Album reissues are becoming more and more a matter for connoisseur purposes or, if you look at it another way, for lunatics who wonder where the sax has gone. One Day (here I am). It happens because the over somethings are the ones most inclined to spend money, and a lot of it, on physical media that is not just a vinyl to frame and then continue listening to the album on Spotify. And it also happens because there aren't many roads left to take other than maniacal in-depth study after you have, in order, printed an old album on CD for the first time, remastered it as God commands since the first digital editions were not flawless from a sound point of view, re-edited it once again adding demos and alternative versions to the end, put it back on the market in a deluxe edition full of content and liner notes, remixed it changing the balance between the instruments.

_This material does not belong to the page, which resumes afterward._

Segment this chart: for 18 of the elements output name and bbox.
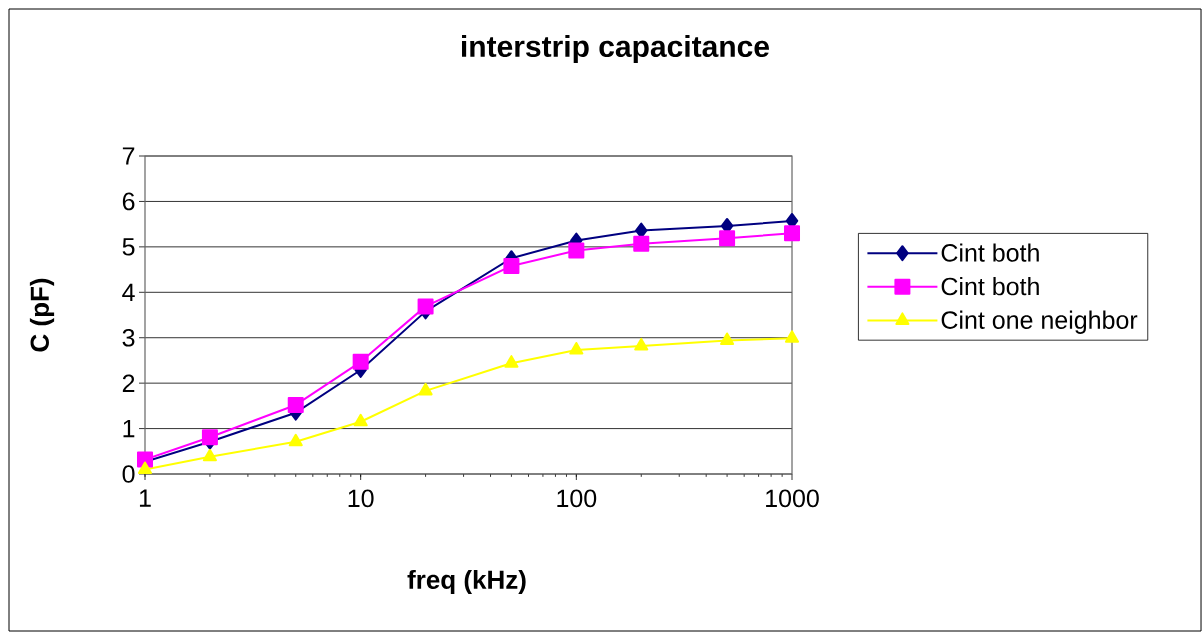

All you have to do is do what has been done with Mind Gamesputting in rich liner notes, vintage photos, old and new interviews, illustrating details of the recording, asking the fan to take apart the toy with you listening to various versions of the same songs. The innocence of when you first heard these songs is lost and compensated by the abundance of content. Hearing and reading the box set of Mind Games It's like watching a magician explain a trick to you. Perhaps it's no coincidence that Lennon's heirs entrusted the unboxing to magician Chris Ramsey.
It will go down in history, or rather it has already gone down in history. Mind Games original, which wasn't a great record in 1973 and isn't in the improved version of 2024. But being written and recorded by someone like John Lennon it's full of ideas that ultimately remain, because a good song from an idealist is always better than a bad activist song full of “right” slogans, because his dedications to Yoko were vibrant even if the two were momentarily separating, because if the usual rock'n'roll is played by a band like this it's fine anyway. And because we listen to certain records also for the world they evoke, which is the reason why Lennon is Lennon and that is something more than a “simple” musician.
To give you an idea, on April 1, 1973, in the midst of a complicated legal case surrounding Lennon's stay in the United States, John and Yoko announced the birth of a conceptual country, Nutopia. The declaration was printed in the album booklet. “It is possible to obtain citizenship by declaring oneself aware of its existence. Nutopia has no territory, no borders, no passports, only inhabitants. Nutopia has no laws other than cosmic ones. All citizens of Nutopia are also ambassadors. As ambassadors of Nutopia, we ask for diplomatic immunity and recognition of our country and its people by the United Nations.”
The flag was a white handkerchief, the national anthem, or rather the international anthem of Nutopia is contained in Mind Games: it's four seconds of silence (thanks, Mr. Cage). I prefer it to most of the songs by honest, committed, courageous activists I've heard in recent years.